If you KASSERT then you still need the free for non-invariant case otherwise we would
see mbuf leaks if the condition happened.

This revision is now accepted and ready to land.Jan 13 2016, 4:33 PM

@rrs Do you have suggestions for better function names?

BTW: I think this patch has a positive effect on the CPU cache utilization. The PCBGROUP feature selects bucket based on the flowid, and when mbufs are sorted according to the flowids, the likelyhood of the next bucket selected already being in the CPU cache increases. Further if the PCBGROUP code sorted the entries in the the lists by "flowid", the lookup time can be reduced further, at best into a single-pass for the LISTS's involved, iff the last looked up entry can be cached/stored somehow ...

General comments:

  • First, this is an awesome idea. In practice, with machines with tens of thousands of connections, this increases our aggregation rate from ~1.3:1 to almost 3:1. Just fantastic. Thanks for thinking out of the box!
  • Naming: I understand why you named things the way you did (tcp_lro_rss_flush, tcp_lro_rss_rx), but perhaps the code would be a bit more understandable with different names. The names caused me substantial confusion, and also caused confusion when I was walking another person through this review. I think avoiding duplicating the _rx and _flush names would be helpful to eliminate confusion between the new functions, and the old ones that the wrap. Perhaps tcp_lro_rss_rx() could be something like tcp_lro_store_mb() ? And tcp_lro_rss_flush could be something like tcp_lro_rss_submit()?
  • It would be interesting to see stats on RSS hash collisions (eg, the max number of active aggregations). It may be that we could reduce the number of LRO aggregations down to 2. One that is almost always used, and one for the rare case of a collision.
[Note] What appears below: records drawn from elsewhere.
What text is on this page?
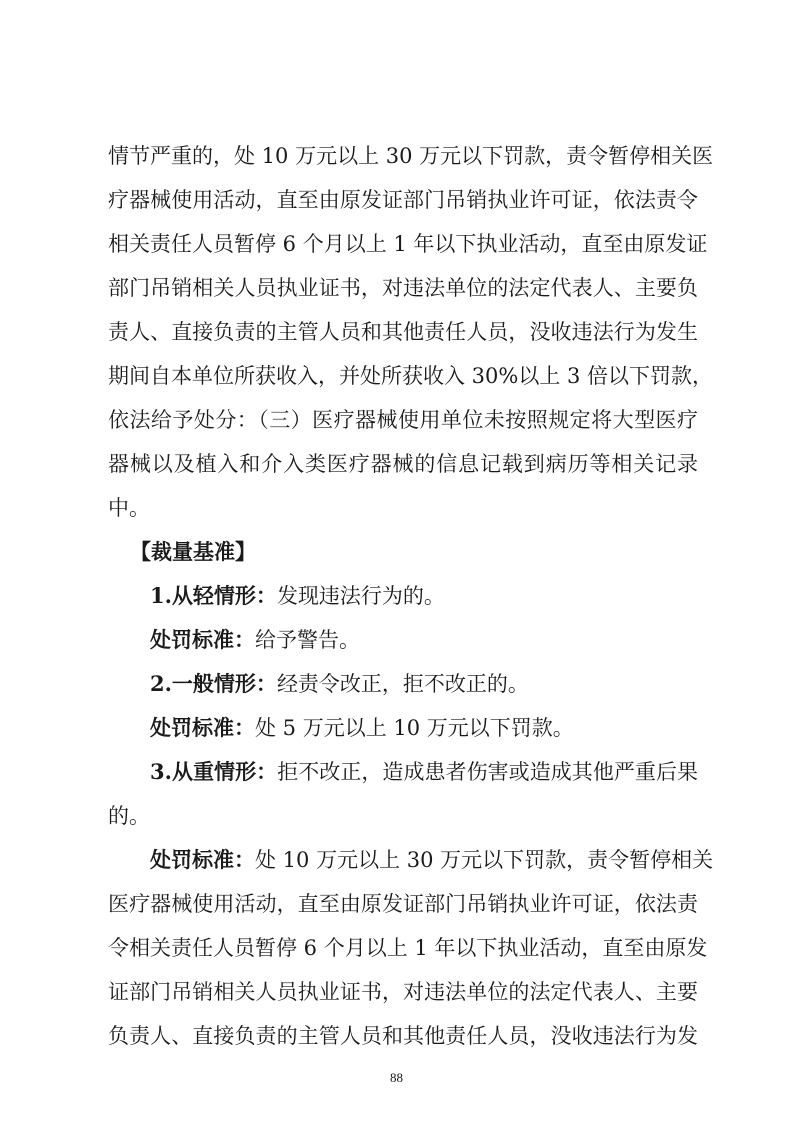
情节严重的，处 10 万元以上 30 万元以下罚款，责令暂停相关医
疗器械使用活动，直至由原发证部门吊销执业许可证，依法责令
相关责任人员暂停 6 个月以上 1 年以下执业活动，直至由原发证
部门吊销相关人员执业证书，对违法单位的法定代表人、主要负
责人、直接负责的主管人员和其他责任人员，没收违法行为发生
期间自本单位所获收入，并处所获收入 30%以上 3 倍以下罚款，
依法给予处分：（三）医疗器械使用单位未按照规定将大型医疗
器械以及植入和介入类医疗器械的信息记载到病历等相关记录
中。
【裁量基准】
1.从轻情形：发现违法行为的。
处罚标准：给予警告。
2.一般情形：经责令改正，拒不改正的。
处罚标准：处 5 万元以上 10 万元以下罚款。
3.从重情形：拒不改正，造成患者伤害或造成其他严重后果
的。
处罚标准：处 10 万元以上 30 万元以下罚款，责令暂停相关
医疗器械使用活动，直至由原发证部门吊销执业许可证，依法责
令相关责任人员暂停 6 个月以上 1 年以下执业活动，直至由原发
证部门吊销相关人员执业证书，对违法单位的法定代表人、主要
负责人、直接负责的主管人员和其他责任人员，没收违法行为发
88
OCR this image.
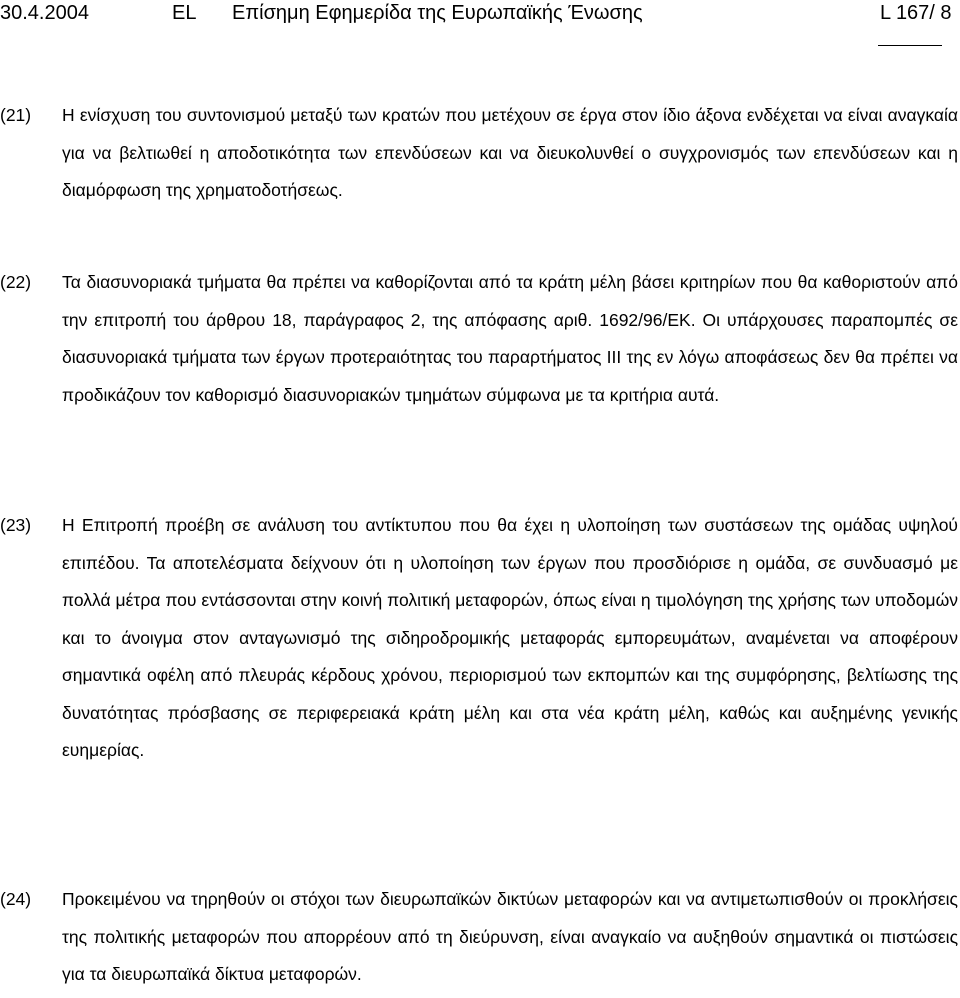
30.4.2004	EL Επίσημη Εφημερίδα της Ευρωπαϊκής Ένωσης	L 167/ 8
(21) Η ενίσχυση του συντονισμού μεταξύ των κρατών που μετέχουν σε έργα στον ίδιο άξονα ενδέχεται να είναι αναγκαία για να βελτιωθεί η αποδοτικότητα των επενδύσεων και να διευκολυνθεί ο συγχρονισμός των επενδύσεων και η διαμόρφωση της χρηματοδοτήσεως.
(22) Τα διασυνοριακά τμήματα θα πρέπει να καθορίζονται από τα κράτη μέλη βάσει κριτηρίων που θα καθοριστούν από την επιτροπή του άρθρου 18, παράγραφος 2, της απόφασης αριθ. 1692/96/ΕΚ. Οι υπάρχουσες παραπομπές σε διασυνοριακά τμήματα των έργων προτεραιότητας του παραρτήματος ΙΙΙ της εν λόγω αποφάσεως δεν θα πρέπει να προδικάζουν τον καθορισμό διασυνοριακών τμημάτων σύμφωνα με τα κριτήρια αυτά.
(23) Η Επιτροπή προέβη σε ανάλυση του αντίκτυπου που θα έχει η υλοποίηση των συστάσεων της ομάδας υψηλού επιπέδου. Τα αποτελέσματα δείχνουν ότι η υλοποίηση των έργων που προσδιόρισε η ομάδα, σε συνδυασμό με πολλά μέτρα που εντάσσονται στην κοινή πολιτική μεταφορών, όπως είναι η τιμολόγηση της χρήσης των υποδομών και το άνοιγμα στον ανταγωνισμό της σιδηροδρομικής μεταφοράς εμπορευμάτων, αναμένεται να αποφέρουν σημαντικά οφέλη από πλευράς κέρδους χρόνου, περιορισμού των εκπομπών και της συμφόρησης, βελτίωσης της δυνατότητας πρόσβασης σε περιφερειακά κράτη μέλη και στα νέα κράτη μέλη, καθώς και αυξημένης γενικής ευημερίας.
(24) Προκειμένου να τηρηθούν οι στόχοι των διευρωπαϊκών δικτύων μεταφορών και να αντιμετωπισθούν οι προκλήσεις της πολιτικής μεταφορών που απορρέουν από τη διεύρυνση, είναι αναγκαίο να αυξηθούν σημαντικά οι πιστώσεις για τα διευρωπαϊκά δίκτυα μεταφορών.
I'll wait and see a bit if there are more comments popping in and then generate a new patch with updated function names:

tcp_lro_rss_rx -> tcp_lro_put_mbuf
tcp_lro_rss_init -> tcp_lro_init_mbuf
tcp_lro_rss_flush -> tcp_lro_flush_mbufs
tcp_lro_rss_free -> tcp_lro_free (merge into one function only)

hselasky edited edge metadata.

Updated function naming.

This revision now requires review to proceed.Jan 14 2016, 6:05 AM
hselasky edited edge metadata.

Add some predict false macros.

Add better malloc pool description.

gallatin edited edge metadata.
This revision is now accepted and ready to land.Jan 19 2016, 2:16 PM
gnn added a reviewer: gnn.
This revision was automatically updated to reflect the committed changes.